Flexible Sheet Camera Captures Images (Selfies) No Matter How You Bend It
The flexi-cam is in the works.
A new bending camera captures images on a flexible sheet. The innovative technique suggests a future of cameras as thin as paper and as pliable as cloth.
To get to a viable “flexible camera” concept, researchers at Columbia University had to ditch the traditional way of thinking about lenses. Normal lenses placed over a transforming surface leave large gaps that don’t reflect light, creating holes in the final image. So the team designed lenses that can deform and adjust focal length without sacrificing acuity.

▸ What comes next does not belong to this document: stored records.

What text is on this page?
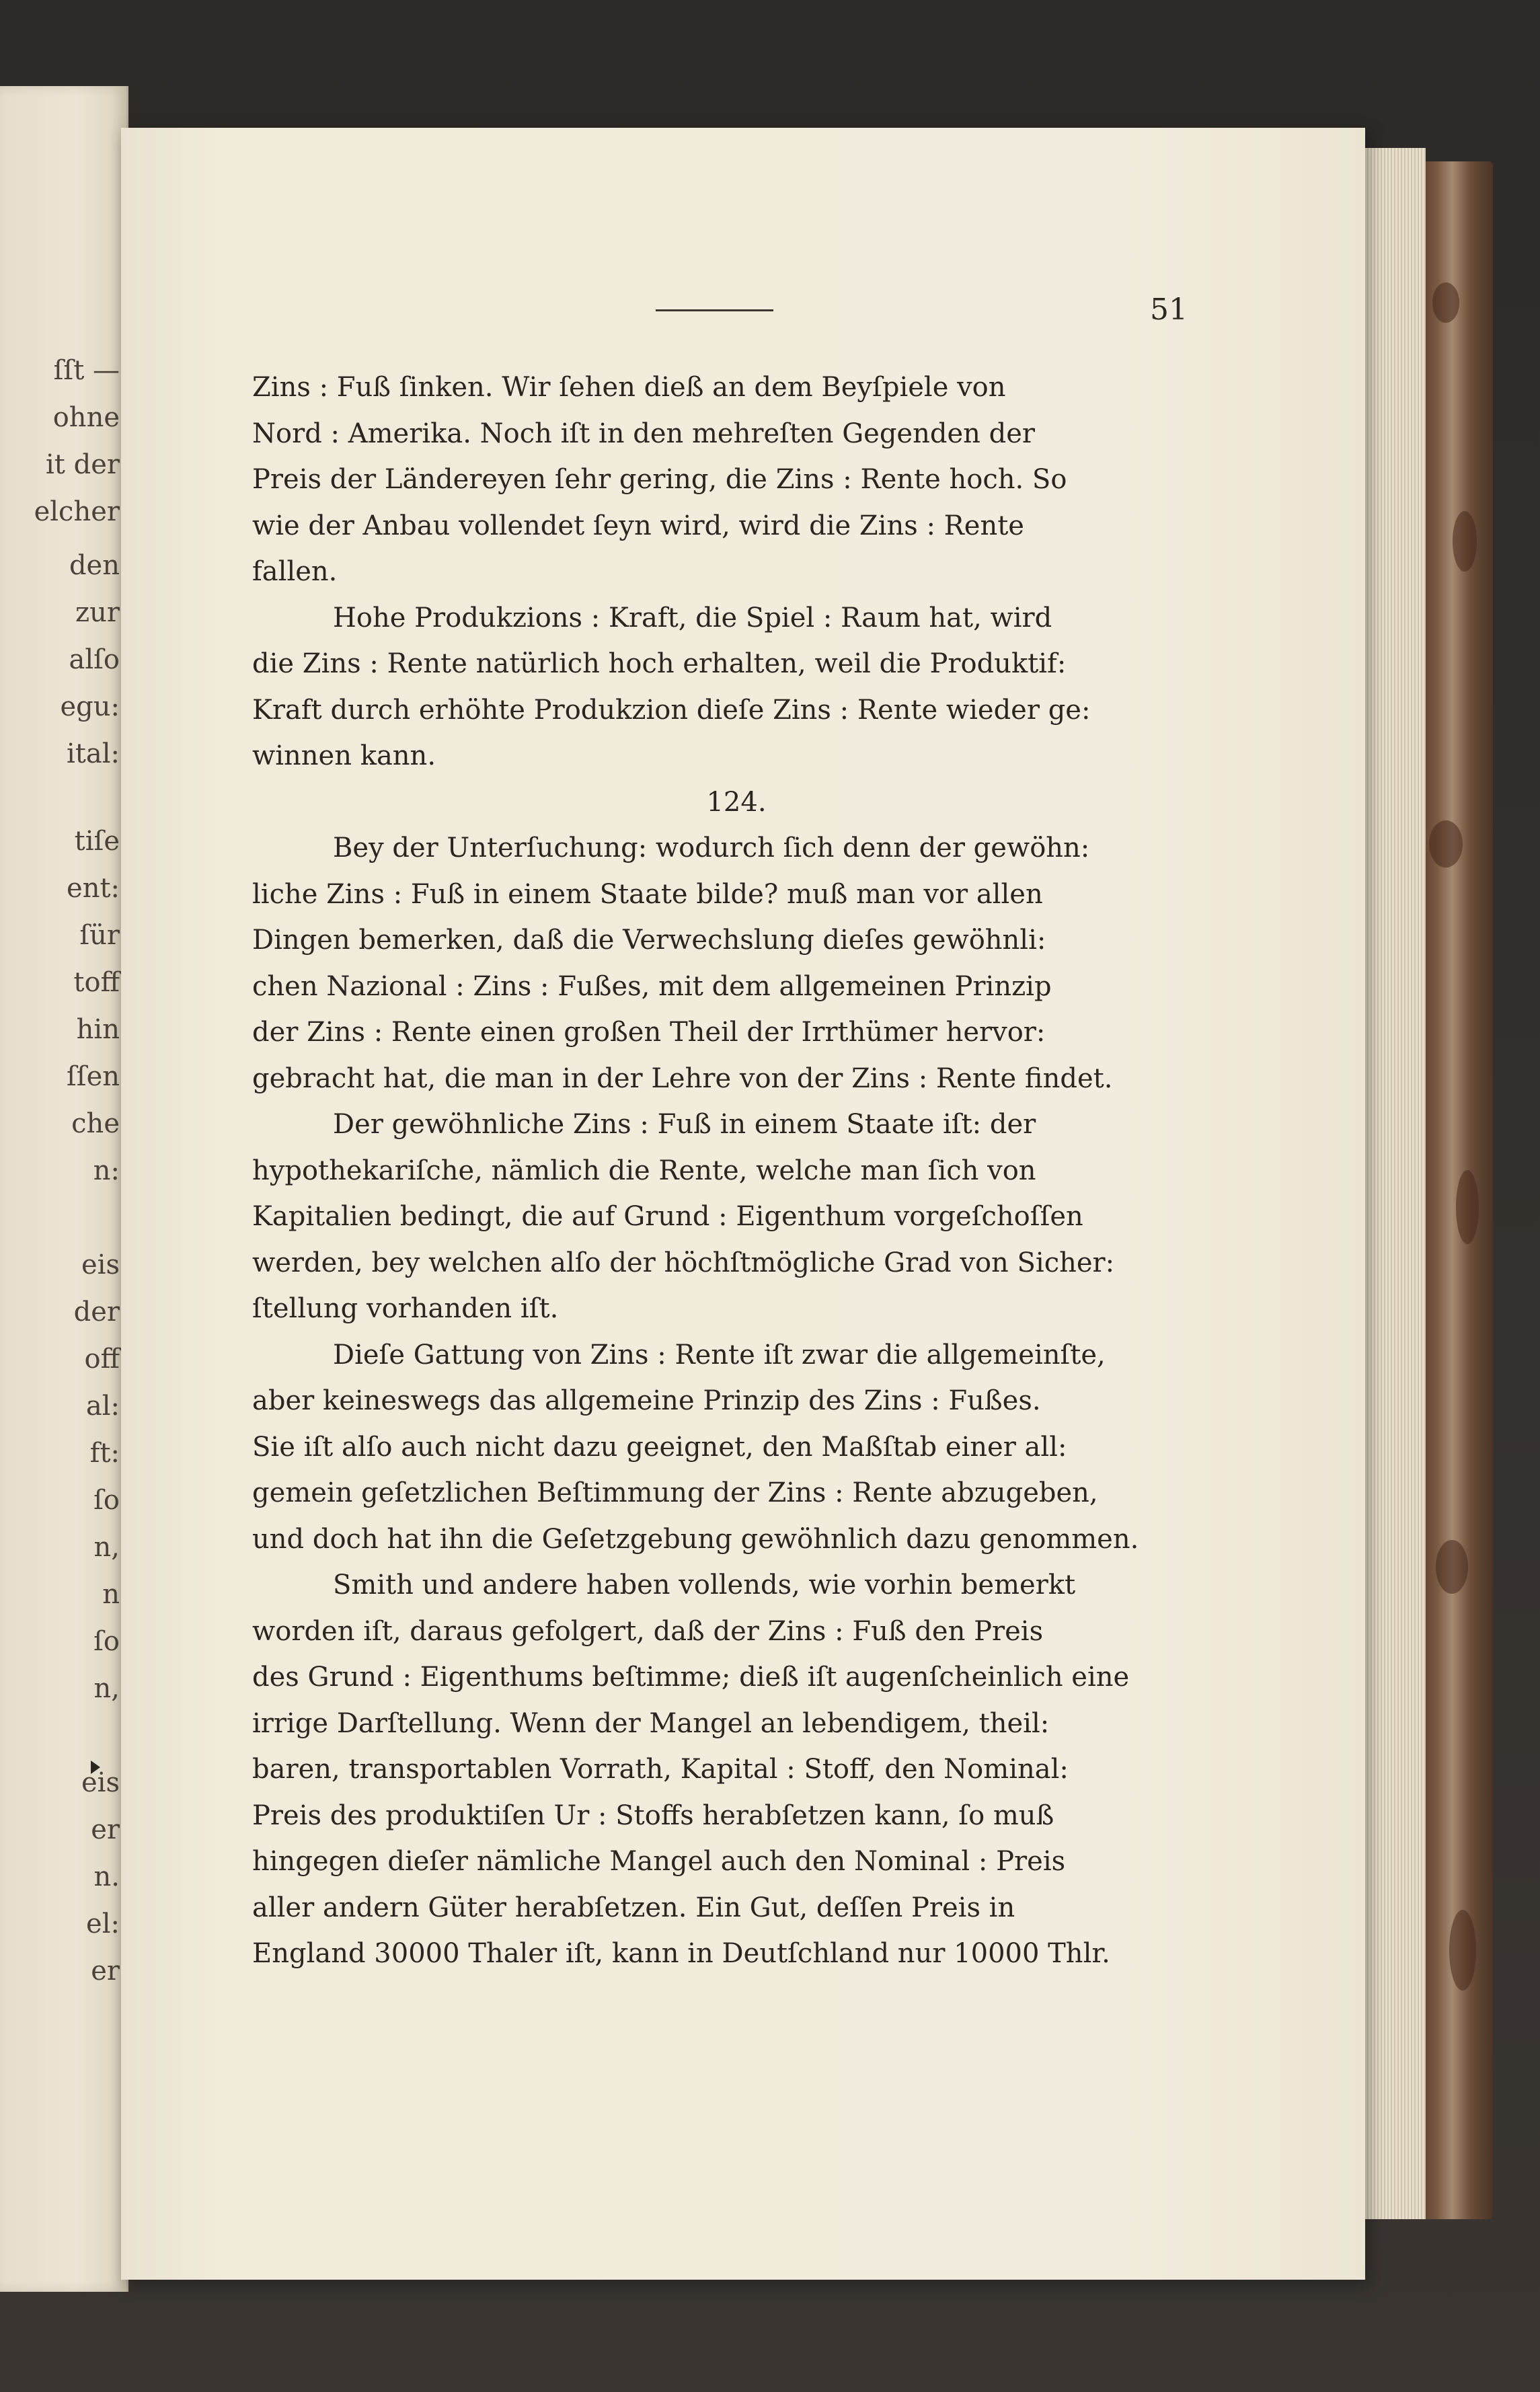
ſſt —
ohne
it der
elcher
den
zur
alſo
egu:
ital:
tiſe
ent:
ſür
toff
hin
ſſen
che
n:
eis
der
off
al:
ft:
ſo
n,
n
ſo
n,
eis
er
n.
el:
er
51
Zins : Fuß ſinken. Wir ſehen dieß an dem Beyſpiele von
Nord : Amerika. Noch iſt in den mehreſten Gegenden der
Preis der Ländereyen ſehr gering, die Zins : Rente hoch. So
wie der Anbau vollendet ſeyn wird, wird die Zins : Rente
fallen.
Hohe Produkzions : Kraft, die Spiel : Raum hat, wird
die Zins : Rente natürlich hoch erhalten, weil die Produktif:
Kraft durch erhöhte Produkzion dieſe Zins : Rente wieder ge:
winnen kann.
124.
Bey der Unterſuchung: wodurch ſich denn der gewöhn:
liche Zins : Fuß in einem Staate bilde? muß man vor allen
Dingen bemerken, daß die Verwechslung dieſes gewöhnli:
chen Nazional : Zins : Fußes, mit dem allgemeinen Prinzip
der Zins : Rente einen großen Theil der Irrthümer hervor:
gebracht hat, die man in der Lehre von der Zins : Rente findet.
Der gewöhnliche Zins : Fuß in einem Staate iſt: der
hypothekariſche, nämlich die Rente, welche man ſich von
Kapitalien bedingt, die auf Grund : Eigenthum vorgeſchoſſen
werden, bey welchen alſo der höchſtmögliche Grad von Sicher:
ſtellung vorhanden iſt.
Dieſe Gattung von Zins : Rente iſt zwar die allgemeinſte,
aber keineswegs das allgemeine Prinzip des Zins : Fußes.
Sie iſt alſo auch nicht dazu geeignet, den Maßſtab einer all:
gemein geſetzlichen Beſtimmung der Zins : Rente abzugeben,
und doch hat ihn die Geſetzgebung gewöhnlich dazu genommen.
Smith und andere haben vollends, wie vorhin bemerkt
worden iſt, daraus gefolgert, daß der Zins : Fuß den Preis
des Grund : Eigenthums beſtimme; dieß iſt augenſcheinlich eine
irrige Darſtellung. Wenn der Mangel an lebendigem, theil:
baren, transportablen Vorrath, Kapital : Stoff, den Nominal:
Preis des produktiſen Ur : Stoffs herabſetzen kann, ſo muß
hingegen dieſer nämliche Mangel auch den Nominal : Preis
aller andern Güter herabſetzen. Ein Gut, deſſen Preis in
England 30000 Thaler iſt, kann in Deutſchland nur 10000 Thlr.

“Cameras today capture the world from essentially a single point in space,” Shree K. Nayar, professor of computer science at Columbia University told TechXplore. “While the camera industry has made remarkable progress in shrinking the camera to a tiny device with ever increasing imaging quality, we are exploring a radically different approach to imaging. We believe there are numerous applications for cameras that are large in format but very thin and highly flexible.”
These adjustable lenses could one day fit around the bumper of a car to improve imaging on an autonomous vehicle. Or they could wrap around a telephone pole to provide easy 360-degree surveillance, which is impressive if a little sketchy. And personal cameras could look like business cards, stretching to take in a wider field of view and fitting safely in a wallet.
With the lens technology moving forward, the team still needs to develop a digital camera sensor that can function similarly to make the dream of flexible cameras a reality.
“The next step will be to develop large-format detector arrays to go with the deformable lens array,” Nayar said. “The amalgamation of the two technologies will lay the foundation for a new class of cameras that expand the range of applications that benefit from imaging.”
The flexible view may really boost the quality of those tough wide-angle landscape shots. No more settling for a single slice, you can capture the whole pie.